When Adversarial Perturbations meet Concept Drift: an Exploratory Analysis on ML-NIDS

Apruzzese, G., Fass, A., & Pierazzi, F., ACM Workshop on Artificial Intelligence Security, 2024 Workshop
Oneliner: What happens when two popular phenomena in ML security join forces?

Abstract. We scrutinize the effects of “blind” adversarial perturbations against machine learning (ML)-based network intrusion detection systems (NIDS) affected by concept drift. There may be cases in which a real attacker – unable to access and hence unaware that the ML-NIDS is weakened by concept drift – attempts to evade the ML-NIDS with data perturbations. It is currently unknown if the cumulative effect of such adversarial perturbations and concept drift leads to a greater or lower impact on ML-NIDS. In this “open problem” paper, we seek to investigate this unusual, but realistic, setting—we are not interested in perfect knowledge attackers.

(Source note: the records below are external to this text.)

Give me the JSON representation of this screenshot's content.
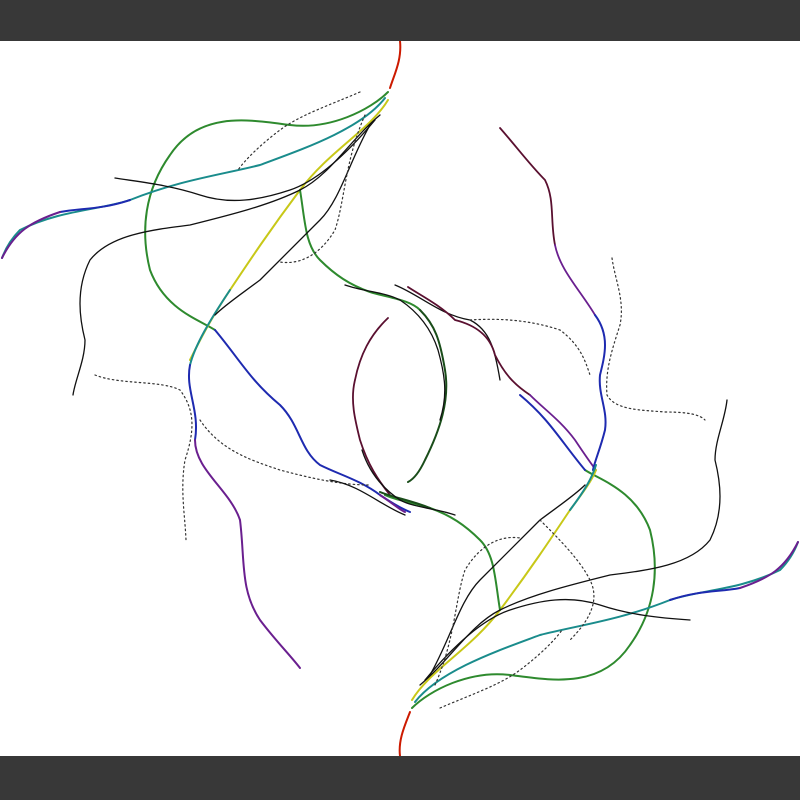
{
  "colors": {
    "frame": "#383838",
    "canvas": "#ffffff",
    "black_line": "#111111",
    "dotted_line": "#333333",
    "red": "#cc1a00",
    "orange": "#d46a10",
    "yellow": "#c8c818",
    "green": "#2e8a2e",
    "dark_green": "#1a4d1a",
    "teal": "#1a8c8c",
    "blue": "#1e2ab0",
    "purple": "#6a1f8f",
    "maroon": "#5a1030"
  },
  "artwork": {
    "description_type": "abstract-generative-lines",
    "color_legend": []
  }
}
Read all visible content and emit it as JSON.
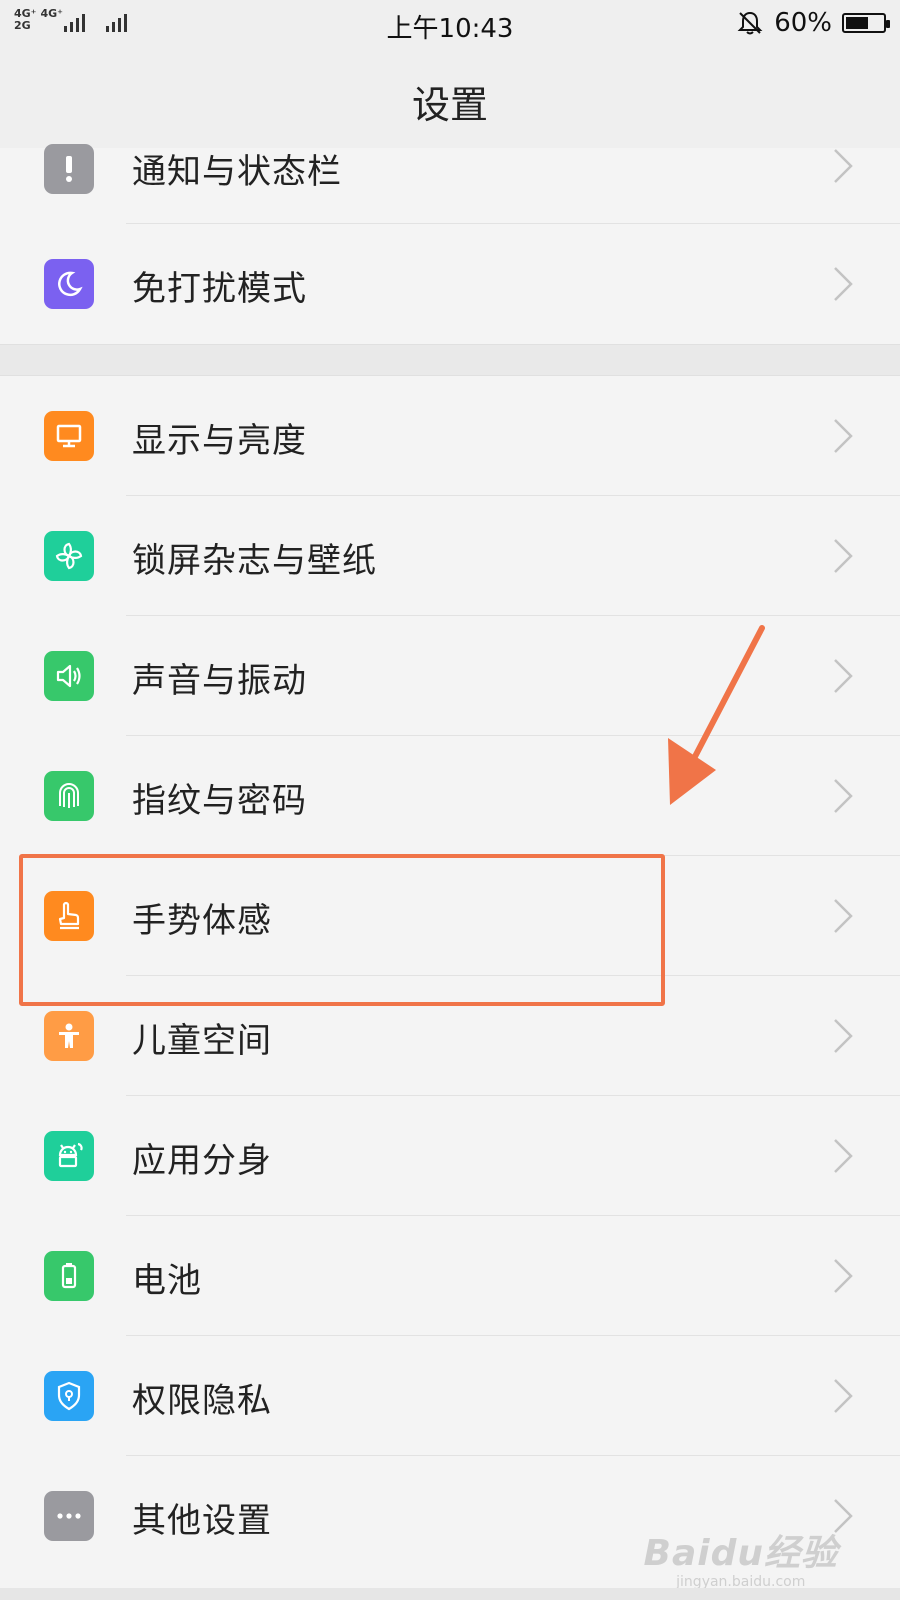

We begin by retrieving a publicly available dataset of documented network traces captured in a real, large (>300 hosts) organization. Overall, these traces include several years of raw traffic packets—both benign and malicious. Then, we adversarially manipulate malicious packets with problem-space perturbations, representing a physically realizable attack. Finally, we carry out the first exploratory analysis focused on comparing the effects of our “adversarial examples” with their respective unperturbed malicious variants in concept-drift scenarios. Through two case studies (a “short-term” one of 8 days; and a “long-term” one of 4 years) encompassing 48 detector variants, we find that, although our perturbations induce a lower detection rate in concept-drift scenarios, some perturbations yield adverse effects for the attacker in intriguing use cases. Overall, our study shows that the topics we covered are still an open problem which require a re-assessment from future research.